Studies like this always get scrutinized and this year will likely attract greater scrutiny as companies grapple with furloughs, layoffs and other compensation changes – and, it didn’t take long, here’s an early media piece about the study that questions where CEO pay will go after the pandemic.
I’ve blogged before about reports we’re seeing of executive and director pay cuts. For companies thinking about potentially making pay cuts or salary reductions for employees, executives and possibly directors, this Simpson Thacher memo provides a thoughtful discussion of key issues companies should consider. The memo reminds companies that existing contractual obligations with employees require careful review as many contain “constructive termination” or “good reason” protections that might be triggered by a reduction in compensation. Here’s an excerpt:
The exact formulation of these provisions will vary, but, in the event the employer reduces pre-agreed elements of the employee’s compensation, they generally permit an employee to resign from employment as a result of “good reason” or “constructive termination” and receive severance payments and/or accelerated vesting. Occasionally, a “good reason” definition may contain an exception for a reduction that’s an across-the-board reduction affecting similarly-situated employees and/or that is not “material.” The uniqueness of COVID-19-related reductions may present challenging interpretation issues. Even if an employment agreement doesn’t contain a specific “constructive termination” or “good reason” protection, an employer’s unilateral decrease in an employee’s compensation levels could constitute a breach of contract (in which case the employee may have general damages claims) and/or violation of state wage laws (which may provide for significant liquidated damages).
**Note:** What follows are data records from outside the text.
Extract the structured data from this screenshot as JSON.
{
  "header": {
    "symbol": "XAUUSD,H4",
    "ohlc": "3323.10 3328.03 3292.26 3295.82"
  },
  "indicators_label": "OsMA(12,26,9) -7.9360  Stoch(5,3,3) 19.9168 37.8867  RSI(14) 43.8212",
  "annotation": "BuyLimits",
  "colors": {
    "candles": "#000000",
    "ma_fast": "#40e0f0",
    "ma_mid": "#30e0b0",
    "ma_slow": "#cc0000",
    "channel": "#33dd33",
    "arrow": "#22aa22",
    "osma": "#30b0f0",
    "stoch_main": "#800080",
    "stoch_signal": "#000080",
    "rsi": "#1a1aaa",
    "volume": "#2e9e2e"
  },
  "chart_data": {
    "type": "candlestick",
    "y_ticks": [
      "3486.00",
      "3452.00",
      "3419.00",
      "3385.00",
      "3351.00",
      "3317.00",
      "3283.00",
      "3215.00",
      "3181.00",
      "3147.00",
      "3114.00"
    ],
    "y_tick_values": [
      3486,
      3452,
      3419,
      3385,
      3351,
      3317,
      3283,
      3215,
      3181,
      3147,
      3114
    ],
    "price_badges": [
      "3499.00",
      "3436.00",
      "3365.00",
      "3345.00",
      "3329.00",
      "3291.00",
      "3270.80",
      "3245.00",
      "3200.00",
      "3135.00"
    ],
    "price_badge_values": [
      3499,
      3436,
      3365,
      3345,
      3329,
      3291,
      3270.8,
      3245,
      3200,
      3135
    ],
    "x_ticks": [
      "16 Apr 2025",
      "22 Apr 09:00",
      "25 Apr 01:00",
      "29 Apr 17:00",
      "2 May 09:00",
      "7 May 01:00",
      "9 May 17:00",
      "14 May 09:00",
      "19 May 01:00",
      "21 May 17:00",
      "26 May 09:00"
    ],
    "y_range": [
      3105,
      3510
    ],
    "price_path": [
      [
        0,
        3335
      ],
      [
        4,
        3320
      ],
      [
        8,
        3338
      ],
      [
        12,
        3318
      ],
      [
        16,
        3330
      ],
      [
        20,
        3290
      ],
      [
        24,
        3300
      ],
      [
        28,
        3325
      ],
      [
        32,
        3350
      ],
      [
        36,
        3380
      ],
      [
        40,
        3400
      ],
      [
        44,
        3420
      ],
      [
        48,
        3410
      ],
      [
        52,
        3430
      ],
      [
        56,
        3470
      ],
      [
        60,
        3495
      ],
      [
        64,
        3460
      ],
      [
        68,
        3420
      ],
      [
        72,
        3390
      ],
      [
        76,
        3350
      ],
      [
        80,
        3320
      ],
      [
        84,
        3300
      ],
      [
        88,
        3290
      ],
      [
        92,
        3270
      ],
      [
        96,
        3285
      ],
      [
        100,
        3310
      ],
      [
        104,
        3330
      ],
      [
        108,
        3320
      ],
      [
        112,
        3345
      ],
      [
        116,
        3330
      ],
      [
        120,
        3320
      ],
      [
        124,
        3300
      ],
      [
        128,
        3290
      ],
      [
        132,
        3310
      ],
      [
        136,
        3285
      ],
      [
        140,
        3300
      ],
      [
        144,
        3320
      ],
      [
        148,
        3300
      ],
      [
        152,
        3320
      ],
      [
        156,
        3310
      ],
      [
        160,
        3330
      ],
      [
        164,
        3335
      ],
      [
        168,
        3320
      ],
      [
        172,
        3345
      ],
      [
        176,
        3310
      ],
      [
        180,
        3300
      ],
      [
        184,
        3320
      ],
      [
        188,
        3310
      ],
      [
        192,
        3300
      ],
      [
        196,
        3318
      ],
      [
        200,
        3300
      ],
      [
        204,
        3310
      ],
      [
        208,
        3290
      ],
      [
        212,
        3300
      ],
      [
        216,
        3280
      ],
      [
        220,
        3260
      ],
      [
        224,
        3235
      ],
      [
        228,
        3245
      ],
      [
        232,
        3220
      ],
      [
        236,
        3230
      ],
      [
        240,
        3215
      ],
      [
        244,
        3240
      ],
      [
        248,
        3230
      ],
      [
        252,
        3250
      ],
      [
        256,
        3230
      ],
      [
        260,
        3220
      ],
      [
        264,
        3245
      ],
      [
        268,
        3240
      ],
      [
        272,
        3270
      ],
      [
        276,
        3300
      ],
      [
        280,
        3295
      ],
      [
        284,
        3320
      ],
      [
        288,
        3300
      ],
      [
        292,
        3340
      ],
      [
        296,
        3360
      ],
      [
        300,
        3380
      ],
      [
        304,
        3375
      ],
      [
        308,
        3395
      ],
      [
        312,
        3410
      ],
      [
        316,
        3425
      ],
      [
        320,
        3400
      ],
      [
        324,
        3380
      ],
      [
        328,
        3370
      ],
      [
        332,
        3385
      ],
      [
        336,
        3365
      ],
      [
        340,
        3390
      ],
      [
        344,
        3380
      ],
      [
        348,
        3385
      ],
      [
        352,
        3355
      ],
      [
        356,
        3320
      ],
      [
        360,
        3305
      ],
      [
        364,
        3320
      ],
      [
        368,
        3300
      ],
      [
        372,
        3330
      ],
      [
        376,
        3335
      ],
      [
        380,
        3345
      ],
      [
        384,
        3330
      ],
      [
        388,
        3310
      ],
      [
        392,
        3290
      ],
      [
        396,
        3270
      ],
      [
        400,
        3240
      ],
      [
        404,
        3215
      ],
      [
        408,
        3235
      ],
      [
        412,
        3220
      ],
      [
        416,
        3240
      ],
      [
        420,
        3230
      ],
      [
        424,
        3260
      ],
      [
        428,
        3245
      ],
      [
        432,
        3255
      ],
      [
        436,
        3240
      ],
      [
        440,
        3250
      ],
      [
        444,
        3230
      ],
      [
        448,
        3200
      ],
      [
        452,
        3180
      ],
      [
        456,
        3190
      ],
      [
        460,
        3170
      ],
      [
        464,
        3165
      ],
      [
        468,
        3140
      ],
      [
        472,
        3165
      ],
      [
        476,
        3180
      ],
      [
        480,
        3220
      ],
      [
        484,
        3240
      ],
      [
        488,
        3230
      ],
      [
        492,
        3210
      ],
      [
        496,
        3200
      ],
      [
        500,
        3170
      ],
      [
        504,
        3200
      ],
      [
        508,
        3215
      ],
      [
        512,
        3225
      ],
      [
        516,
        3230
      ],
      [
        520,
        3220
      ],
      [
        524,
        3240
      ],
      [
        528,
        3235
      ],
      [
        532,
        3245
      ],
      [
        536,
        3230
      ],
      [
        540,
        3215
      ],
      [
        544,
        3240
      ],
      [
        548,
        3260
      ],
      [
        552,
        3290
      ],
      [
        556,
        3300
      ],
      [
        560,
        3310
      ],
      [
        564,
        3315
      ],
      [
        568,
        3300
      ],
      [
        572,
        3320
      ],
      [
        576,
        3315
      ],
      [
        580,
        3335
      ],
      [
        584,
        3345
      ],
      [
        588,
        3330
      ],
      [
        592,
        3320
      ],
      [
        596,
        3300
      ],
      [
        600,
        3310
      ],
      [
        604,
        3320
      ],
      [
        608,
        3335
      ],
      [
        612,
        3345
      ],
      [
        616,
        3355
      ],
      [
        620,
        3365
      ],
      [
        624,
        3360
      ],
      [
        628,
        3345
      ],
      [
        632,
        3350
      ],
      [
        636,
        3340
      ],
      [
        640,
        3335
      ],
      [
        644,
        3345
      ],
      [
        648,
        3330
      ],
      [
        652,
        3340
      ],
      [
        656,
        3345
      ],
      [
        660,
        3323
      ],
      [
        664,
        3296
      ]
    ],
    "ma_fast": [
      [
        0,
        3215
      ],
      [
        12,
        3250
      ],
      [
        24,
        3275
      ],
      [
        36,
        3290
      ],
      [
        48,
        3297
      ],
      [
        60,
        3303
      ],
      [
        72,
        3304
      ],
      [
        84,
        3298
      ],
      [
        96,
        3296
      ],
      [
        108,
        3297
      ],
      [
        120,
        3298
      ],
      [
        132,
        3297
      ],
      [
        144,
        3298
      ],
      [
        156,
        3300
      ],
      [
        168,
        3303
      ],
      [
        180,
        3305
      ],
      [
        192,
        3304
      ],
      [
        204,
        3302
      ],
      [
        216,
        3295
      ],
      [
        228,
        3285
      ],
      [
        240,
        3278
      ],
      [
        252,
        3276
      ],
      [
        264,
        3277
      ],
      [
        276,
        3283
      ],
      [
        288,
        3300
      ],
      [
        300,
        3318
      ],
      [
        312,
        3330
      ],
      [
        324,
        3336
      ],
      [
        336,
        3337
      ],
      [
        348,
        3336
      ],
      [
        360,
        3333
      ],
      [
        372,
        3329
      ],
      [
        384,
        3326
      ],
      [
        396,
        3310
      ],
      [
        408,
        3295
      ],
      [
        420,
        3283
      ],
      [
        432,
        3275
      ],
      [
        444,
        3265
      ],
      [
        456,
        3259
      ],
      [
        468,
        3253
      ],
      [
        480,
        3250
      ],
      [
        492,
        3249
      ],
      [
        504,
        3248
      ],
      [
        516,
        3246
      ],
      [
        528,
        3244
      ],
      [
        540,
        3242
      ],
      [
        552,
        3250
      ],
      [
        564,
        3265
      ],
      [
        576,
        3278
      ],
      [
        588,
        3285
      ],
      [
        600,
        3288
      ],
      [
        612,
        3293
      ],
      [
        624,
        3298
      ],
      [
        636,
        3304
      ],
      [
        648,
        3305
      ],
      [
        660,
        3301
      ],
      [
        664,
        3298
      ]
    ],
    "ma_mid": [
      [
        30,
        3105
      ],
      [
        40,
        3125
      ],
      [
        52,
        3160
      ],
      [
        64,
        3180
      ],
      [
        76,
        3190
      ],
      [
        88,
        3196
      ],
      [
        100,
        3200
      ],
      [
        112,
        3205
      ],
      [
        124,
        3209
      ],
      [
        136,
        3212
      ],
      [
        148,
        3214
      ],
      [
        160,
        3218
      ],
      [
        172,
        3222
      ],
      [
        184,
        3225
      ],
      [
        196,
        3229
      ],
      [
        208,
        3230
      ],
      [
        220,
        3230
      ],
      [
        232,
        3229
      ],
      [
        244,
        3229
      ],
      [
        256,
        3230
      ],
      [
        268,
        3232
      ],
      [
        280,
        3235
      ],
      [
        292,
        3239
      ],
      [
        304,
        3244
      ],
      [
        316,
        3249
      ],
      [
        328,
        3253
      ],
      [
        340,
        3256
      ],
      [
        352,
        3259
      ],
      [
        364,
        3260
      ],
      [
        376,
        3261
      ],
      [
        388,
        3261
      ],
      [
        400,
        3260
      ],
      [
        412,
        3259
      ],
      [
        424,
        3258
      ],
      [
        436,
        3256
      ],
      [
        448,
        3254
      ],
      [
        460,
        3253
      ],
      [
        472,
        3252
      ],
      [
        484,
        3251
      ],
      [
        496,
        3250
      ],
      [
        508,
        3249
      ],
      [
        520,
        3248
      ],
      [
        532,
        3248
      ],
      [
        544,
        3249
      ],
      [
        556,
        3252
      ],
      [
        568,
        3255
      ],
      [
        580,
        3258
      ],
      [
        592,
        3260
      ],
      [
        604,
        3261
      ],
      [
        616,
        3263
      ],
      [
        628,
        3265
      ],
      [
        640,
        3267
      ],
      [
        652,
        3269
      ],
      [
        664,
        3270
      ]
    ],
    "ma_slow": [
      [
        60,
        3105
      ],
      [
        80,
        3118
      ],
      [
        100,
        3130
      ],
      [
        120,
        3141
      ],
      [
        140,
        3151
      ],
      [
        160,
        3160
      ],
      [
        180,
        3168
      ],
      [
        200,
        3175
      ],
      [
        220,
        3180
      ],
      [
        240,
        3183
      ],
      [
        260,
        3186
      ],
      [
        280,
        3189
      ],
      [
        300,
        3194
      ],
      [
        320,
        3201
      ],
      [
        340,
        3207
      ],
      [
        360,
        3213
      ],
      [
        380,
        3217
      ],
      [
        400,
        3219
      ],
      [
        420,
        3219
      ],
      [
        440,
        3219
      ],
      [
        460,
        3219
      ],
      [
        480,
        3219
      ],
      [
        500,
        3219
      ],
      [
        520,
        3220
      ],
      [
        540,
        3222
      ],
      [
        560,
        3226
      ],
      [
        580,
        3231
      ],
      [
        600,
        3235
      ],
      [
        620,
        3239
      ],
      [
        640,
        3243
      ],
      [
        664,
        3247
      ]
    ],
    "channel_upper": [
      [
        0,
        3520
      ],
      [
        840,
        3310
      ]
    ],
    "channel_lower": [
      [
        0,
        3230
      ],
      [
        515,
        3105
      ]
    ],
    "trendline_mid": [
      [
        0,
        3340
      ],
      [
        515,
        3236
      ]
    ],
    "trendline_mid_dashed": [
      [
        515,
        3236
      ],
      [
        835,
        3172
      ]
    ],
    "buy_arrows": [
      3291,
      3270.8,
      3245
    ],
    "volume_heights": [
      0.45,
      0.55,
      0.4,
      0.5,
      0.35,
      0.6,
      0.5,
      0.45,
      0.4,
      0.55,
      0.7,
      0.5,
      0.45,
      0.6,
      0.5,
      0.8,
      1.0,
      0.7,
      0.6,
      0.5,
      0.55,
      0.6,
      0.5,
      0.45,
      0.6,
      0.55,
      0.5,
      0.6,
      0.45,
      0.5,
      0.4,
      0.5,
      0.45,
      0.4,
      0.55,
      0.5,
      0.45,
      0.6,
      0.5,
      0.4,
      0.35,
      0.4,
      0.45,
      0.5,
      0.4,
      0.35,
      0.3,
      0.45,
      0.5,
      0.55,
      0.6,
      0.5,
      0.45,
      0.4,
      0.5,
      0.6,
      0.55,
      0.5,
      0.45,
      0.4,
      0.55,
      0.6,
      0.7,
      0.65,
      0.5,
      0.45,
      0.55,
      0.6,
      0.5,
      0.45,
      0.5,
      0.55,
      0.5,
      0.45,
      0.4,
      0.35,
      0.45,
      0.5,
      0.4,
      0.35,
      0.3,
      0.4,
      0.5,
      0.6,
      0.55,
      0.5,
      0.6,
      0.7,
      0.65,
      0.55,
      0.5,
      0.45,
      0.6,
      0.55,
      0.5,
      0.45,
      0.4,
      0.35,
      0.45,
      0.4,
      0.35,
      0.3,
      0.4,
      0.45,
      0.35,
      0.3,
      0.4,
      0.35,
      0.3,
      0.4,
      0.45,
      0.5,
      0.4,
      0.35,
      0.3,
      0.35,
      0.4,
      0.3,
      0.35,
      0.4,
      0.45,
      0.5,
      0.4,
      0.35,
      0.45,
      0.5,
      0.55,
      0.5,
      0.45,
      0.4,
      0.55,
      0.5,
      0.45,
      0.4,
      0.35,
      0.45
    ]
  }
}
To help avoid ambiguities and questions about whether a contractual provision is implicated, the memo suggests employers thinking about a reduction request each affected employee execute a consent agreeing to such reduction in advance of the reduction. By taking this preemptive step, an employer can obviate later disputes, including any claim for breach of contract.
A consent should expressly acknowledge the original and new compensation levels and specify when compensation will return to the original levels (if known) or that the reduction will continue indefinitely until further notice. The consent also should include a confirmation from the employee that they agree that the reduction doesn’t constitute “good reason” or a “constructive termination” (or term of similar meaning) under any agreement to which the employee is a party or any plan in which the employee participates, including any equity arrangements. The consent should also clarify whether the reduction will affect other compensation amounts that are based on percentages or multiples of base salary, such as 401(k) contributions by the employer or the calculation of annual bonuses and severance amounts.
The memo also covers considerations relating to the scope of changes, deferred compensation arrangements, severance and other retirement benefits, non-U.S. employees and collective bargaining agreements, SEC disclosure, requirements for employee notices, anti-discrimination laws and non-employee director compensation.